Federal money to help those affected by the November 2021 Nooksack River floods should become available within weeks, U.S. Rep. Rick Larsen said, now that Congress has avoided a government shutdown.
The local team helping flood victims warns, however, that relief could still be months away.
Pending Federal Emergency Management Agency grants for 45 Whatcom County properties had been put on hold, as FEMA needed to prioritize projects in order to save money, said Ashley Butenschoen, director of communications for the Whatcom Long Term Recovery Group.
The Washington Post reported on Sept. 27 that FEMA was withholding $2.8 billion in disaster relief grants nationally, in anticipation of a federal government shutdown and the potential loss of any new funding.
A shutdown could have happened if Congress didn't pass some or all of its 12 spending bills before the new fiscal year started on Sunday, Oct. 1. Before Congress passed a resolution in the late hours of Saturday, Sept. 30 to fund the federal government for another 45 days, FEMA’s disaster relief program was in jeopardy.

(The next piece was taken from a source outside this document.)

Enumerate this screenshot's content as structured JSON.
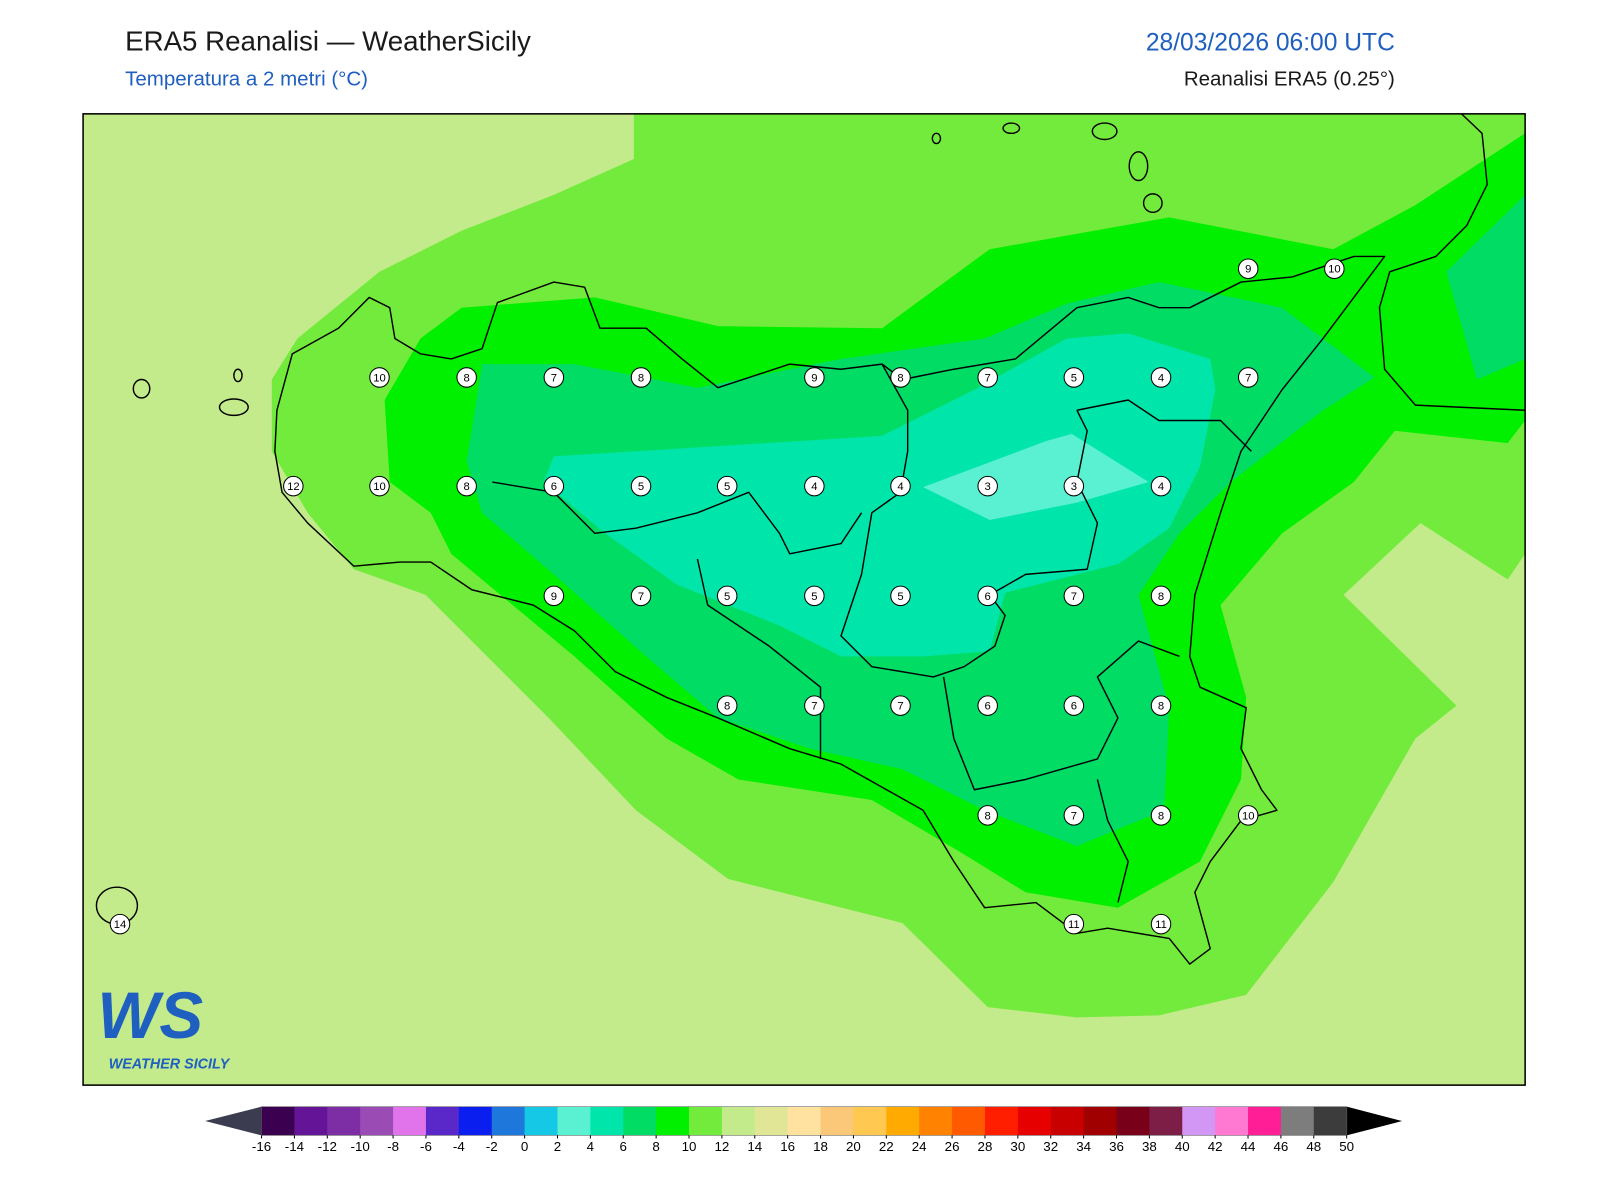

The Post reported FEMA only had $2.4 billion in its disaster relief fund — an amount too small to pay for the response to even a single major hurricane.
But Larsen brought good news during a quick stop in Bellingham on Monday, Oct. 2. The resolution that averted the shutdown included $16 billion for the disaster relief fund, and Whatcom County flood victims are among those first in line for grants, he said.
Property owners in the floodplain between Everson and Sumas are waiting on an estimated $23 million in FEMA grants. The money would help pay for 21 property acquisitions and 24 projects to elevate people’s homes above flood levels, Butenschoen said.
Larsen wasn’t sure when FEMA would release the funds, but he figured the timeframe was “single-digit weeks.”
“As soon as they get the money, they’ll be working seven days a week to get the money out,” the congressman said.
A FEMA spokesperson said the agency will begin processing the delayed projects “as quickly as possible, in the order that they were paused.”
Butenschoen tempered the good news, saying that even the short delay at the federal level could become a long wait for flood victims seeking relief.
“Every time they delay it, it potentially puts us months back,” she said. “Finding the contractor that can lift these homes is hard, and getting them on the books is harder.”
This story was updated at 9:12 a.m. Oct. 3 to include a statement from the Federal Emergency Management Agency.